Clearly Wolfe has in mind the Enterprise Fraud Detection System created by the RBCFG Fraud Detection Systems group in Toronto. The system tracks all four million transactions made daily through the bank’s electronic delivery channels, including ATMs, telephone and Internet facilities, and debit card point-of-sale terminals.
“The unique aspect is that while a lot (of other fraud detection) is done after the fact, this is real-time,” says Wolfe. “It takes action on unusual activity within one second and will make a call right away.”
The Royal Bank estimates the system has reduced their fraud losses by about $40 million a year. It has also enabled the bank to create a centralized fraud detection group to replace a fragmented fraud management structure in which analysts would monitor paper-based reports generated throughout the bank and take up to three days to act on a suspicious transaction.
The bank offers its more than 10 million customers in North America services ranging from simple savings accounts to loans, mortgages, credit and debit cards and insurance. Customers conduct many of these transactions remotely using computers, telephones, ATMs and card terminals. It is beyond the capability of the bank’s 54,000 employees to develop a personal relationship with each customer, let alone alert security personnel about suspicious transactions.
Five years ago when the bank looked for systems to detect fraudulent transactions, it found separate packages to monitor debit card transactions, cheque processing and other areas of the banking industry. “The systems seemed to assume that people would commit fraud only in one of these areas,” says Nubar Mangoyan, Group Manager, Enterprise Fraud Detection Systems, for RBC Financial Group. “But in our experience, fraudsters want to maximize their returns.”

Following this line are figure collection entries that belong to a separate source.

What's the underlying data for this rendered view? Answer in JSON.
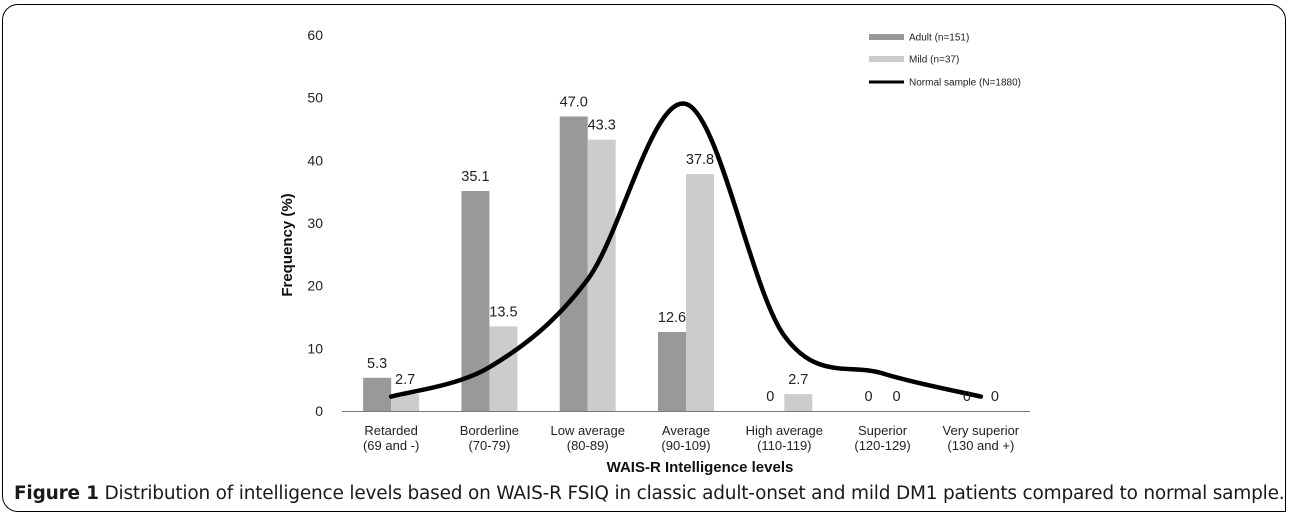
{
  "chart_data": {
    "type": "bar",
    "categories": [
      [
        "Retarded",
        "(69 and -)"
      ],
      [
        "Borderline",
        "(70-79)"
      ],
      [
        "Low average",
        "(80-89)"
      ],
      [
        "Average",
        "(90-109)"
      ],
      [
        "High average",
        "(110-119)"
      ],
      [
        "Superior",
        "(120-129)"
      ],
      [
        "Very superior",
        "(130 and +)"
      ]
    ],
    "series": [
      {
        "name": "Adult (n=151)",
        "type": "bar",
        "color": "#999999",
        "values": [
          5.3,
          35.1,
          47.0,
          12.6,
          0,
          0,
          0
        ],
        "labels": [
          "5.3",
          "35.1",
          "47.0",
          "12.6",
          "0",
          "0",
          "0"
        ]
      },
      {
        "name": "Mild (n=37)",
        "type": "bar",
        "color": "#cccccc",
        "values": [
          2.7,
          13.5,
          43.3,
          37.8,
          2.7,
          0,
          0
        ],
        "labels": [
          "2.7",
          "13.5",
          "43.3",
          "37.8",
          "2.7",
          "0",
          "0"
        ]
      },
      {
        "name": "Normal sample (N=1880)",
        "type": "line",
        "color": "#000000",
        "x": [
          0,
          1,
          2,
          3,
          4,
          5,
          6
        ],
        "values": [
          2.3,
          7.0,
          21.0,
          49.0,
          12.0,
          6.0,
          2.3
        ]
      }
    ],
    "xlabel": "WAIS-R Intelligence levels",
    "ylabel": "Frequency (%)",
    "ylim": [
      0,
      60
    ],
    "yticks": [
      "0",
      "10",
      "20",
      "30",
      "40",
      "50",
      "60"
    ],
    "grid": false,
    "legend": "top-right"
  },
  "caption": {
    "label": "Figure 1",
    "text": " Distribution of intelligence levels based on WAIS-R FSIQ in classic adult-onset and mild DM1 patients compared to normal sample."
  }
}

The typical rip-off artist, he adds, will use phony identification to open a bank account, for example, then obtain a loan, a debit card and a credit card under the false identity, withdraw money against a line of credit, deposit a phony cheque through an ATM into his account, then withdraw the entire sum, all within an hour.
“We decided to build an enterprise-wide system, so that we could check transactions involving all the bank’s operations,” says Mangoyan. Basically, they inputted fraud rules on top of a rules-based engine built with fuzzy logic where ranges of values are considered rather than yes/no or all-or-nothing logic.
“All transactions are analyzed against customer and terminal profiles using rules and an inference engine to detect suspicious incidents,” explains Mangoyan. “Each transaction also goes through a progressive scoring engine that indicates the probability of fraud using fuzzy-logic algorithms.”
The system automatically updates the customer and terminal profiles stored in the bank’s database and transmits suspicious transactions to a fraud analyst’s workstation for further action. This entire process takes less than a second. The architecture is flexible and scalable to keep pace with advances in the technology-based services that the bank may develop in the future.
Wolfe cites as an example of suspicious transactions an 80-year-old woman buying 20 kegs of beer. The system is monitored constantly so they don’t have a lot of false positives but still catch fraud. Wolfe admits one needs a balance between stopping criminals and not inconveniencing customers. “You have to reduce fraud with minimal customer impact.” He says getting the balance right takes volume and activity.
The technology that has made it easier for customers to conduct a banking transaction has to be managed so it doesn’t also make it easier for a criminal to steal from those customers. Concludes Mangoyan: “technology makes banking easier, faster and cheaper, but it also provides an equal opportunity to commit fraud.”